In a digital world, all businesses are susceptible to being rocked by scandal at any time. In some cases, otherwise reputable companies can be unknowingly or unwittingly participating in fraud or other types of criminal activity or even be harboring criminals within their walls. The larger a business is, the less likely one person is to know what everyone else is doing. Sometimes, it may be the business owner or CEO themselves that is unaware of what one of their partners or subordinates may be doing. When scandal hits, a good mentor can help you navigate rough waters and hopefully help you land back on solid ground.

5. When You Need To Press Forward Into Uncharted Territory

A mentor is (or at least should be) essentially a guide that can help you find your own best path. A good mentor will not (and in fact cannot) tell you what path is right for you, but they can give you some insight into several paths available. What was right for them in a specific instance might not be right for you, but a good mentor has most likely been down many paths and can help you find the one right for you, even if it wasn’t the right one for them. While they can’t tell you which one is right for you, they can tell you something about the potential pitfalls of several courses of action and some benefits to be gained from each one.

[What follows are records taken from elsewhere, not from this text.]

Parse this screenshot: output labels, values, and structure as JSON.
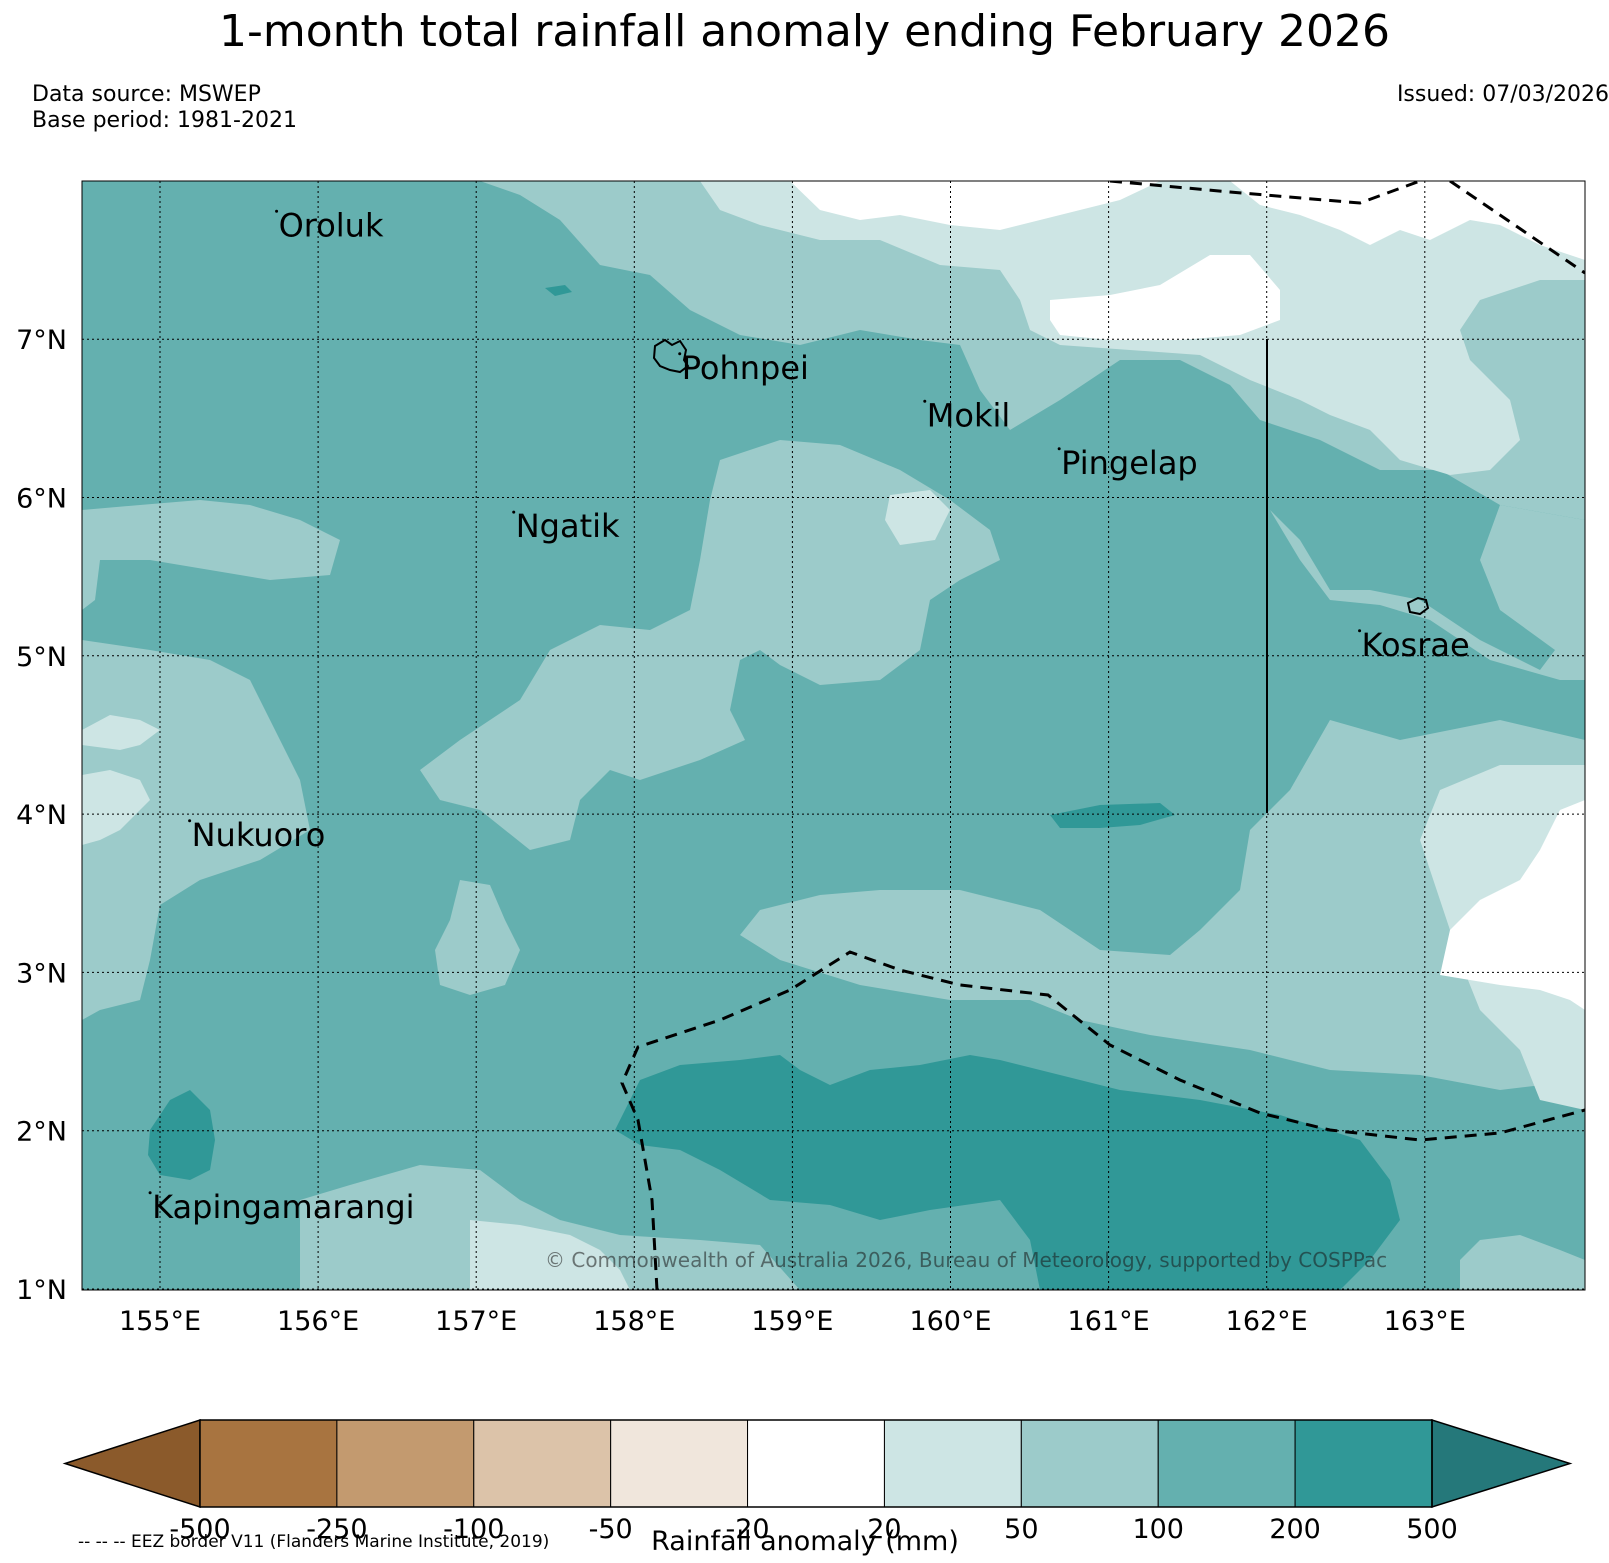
{
  "title": "1-month total rainfall anomaly ending February 2026",
  "data_source": "Data source: MSWEP",
  "base_period": "Base period: 1981-2021",
  "issued": "Issued: 07/03/2026",
  "copyright": "© Commonwealth of Australia 2026, Bureau of Meteorology, supported by COSPPac",
  "eez_note": "-- -- -- EEZ border V11 (Flanders Marine Institute, 2019)",
  "map": {
    "lon_range": [
      154.5,
      164.0
    ],
    "lat_range": [
      1.0,
      8.0
    ],
    "lon_ticks": [
      {
        "value": 155,
        "label": "155°E"
      },
      {
        "value": 156,
        "label": "156°E"
      },
      {
        "value": 157,
        "label": "157°E"
      },
      {
        "value": 158,
        "label": "158°E"
      },
      {
        "value": 159,
        "label": "159°E"
      },
      {
        "value": 160,
        "label": "160°E"
      },
      {
        "value": 161,
        "label": "161°E"
      },
      {
        "value": 162,
        "label": "162°E"
      },
      {
        "value": 163,
        "label": "163°E"
      }
    ],
    "lat_ticks": [
      {
        "value": 1,
        "label": "1°N"
      },
      {
        "value": 2,
        "label": "2°N"
      },
      {
        "value": 3,
        "label": "3°N"
      },
      {
        "value": 4,
        "label": "4°N"
      },
      {
        "value": 5,
        "label": "5°N"
      },
      {
        "value": 6,
        "label": "6°N"
      },
      {
        "value": 7,
        "label": "7°N"
      }
    ],
    "places": [
      {
        "name": "Oroluk",
        "lon": 155.75,
        "lat": 7.65
      },
      {
        "name": "Pohnpei",
        "lon": 158.3,
        "lat": 6.75
      },
      {
        "name": "Mokil",
        "lon": 159.85,
        "lat": 6.45
      },
      {
        "name": "Pingelap",
        "lon": 160.7,
        "lat": 6.15
      },
      {
        "name": "Ngatik",
        "lon": 157.25,
        "lat": 5.75
      },
      {
        "name": "Kosrae",
        "lon": 162.6,
        "lat": 5.0
      },
      {
        "name": "Nukuoro",
        "lon": 155.2,
        "lat": 3.8
      },
      {
        "name": "Kapingamarangi",
        "lon": 154.95,
        "lat": 1.45
      }
    ]
  },
  "colorbar": {
    "title": "Rainfall anomaly (mm)",
    "ticks": [
      "-500",
      "-250",
      "-100",
      "-50",
      "-20",
      "20",
      "50",
      "100",
      "200",
      "500"
    ],
    "colors": [
      "#8b5a2b",
      "#a87440",
      "#c39a6f",
      "#dcc3a9",
      "#f0e6dc",
      "#ffffff",
      "#cde5e4",
      "#9ccbca",
      "#64b0af",
      "#309897",
      "#25787a"
    ]
  }
}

When choosing a mentor, it is important to ensure you are getting a guide that is more concerned with your growth than their own agenda or ego. A bad mentor can steer you from a bad situation into an even worse one. The best course of action when choosing a mentor is to cultivate a relationship long before you genuinely need one. You don’t want to rely on someone in the middle of a crisis only to find out they are not reliable. Better to test them out in calm waters than wait to see what they are made of in the middle of a storm.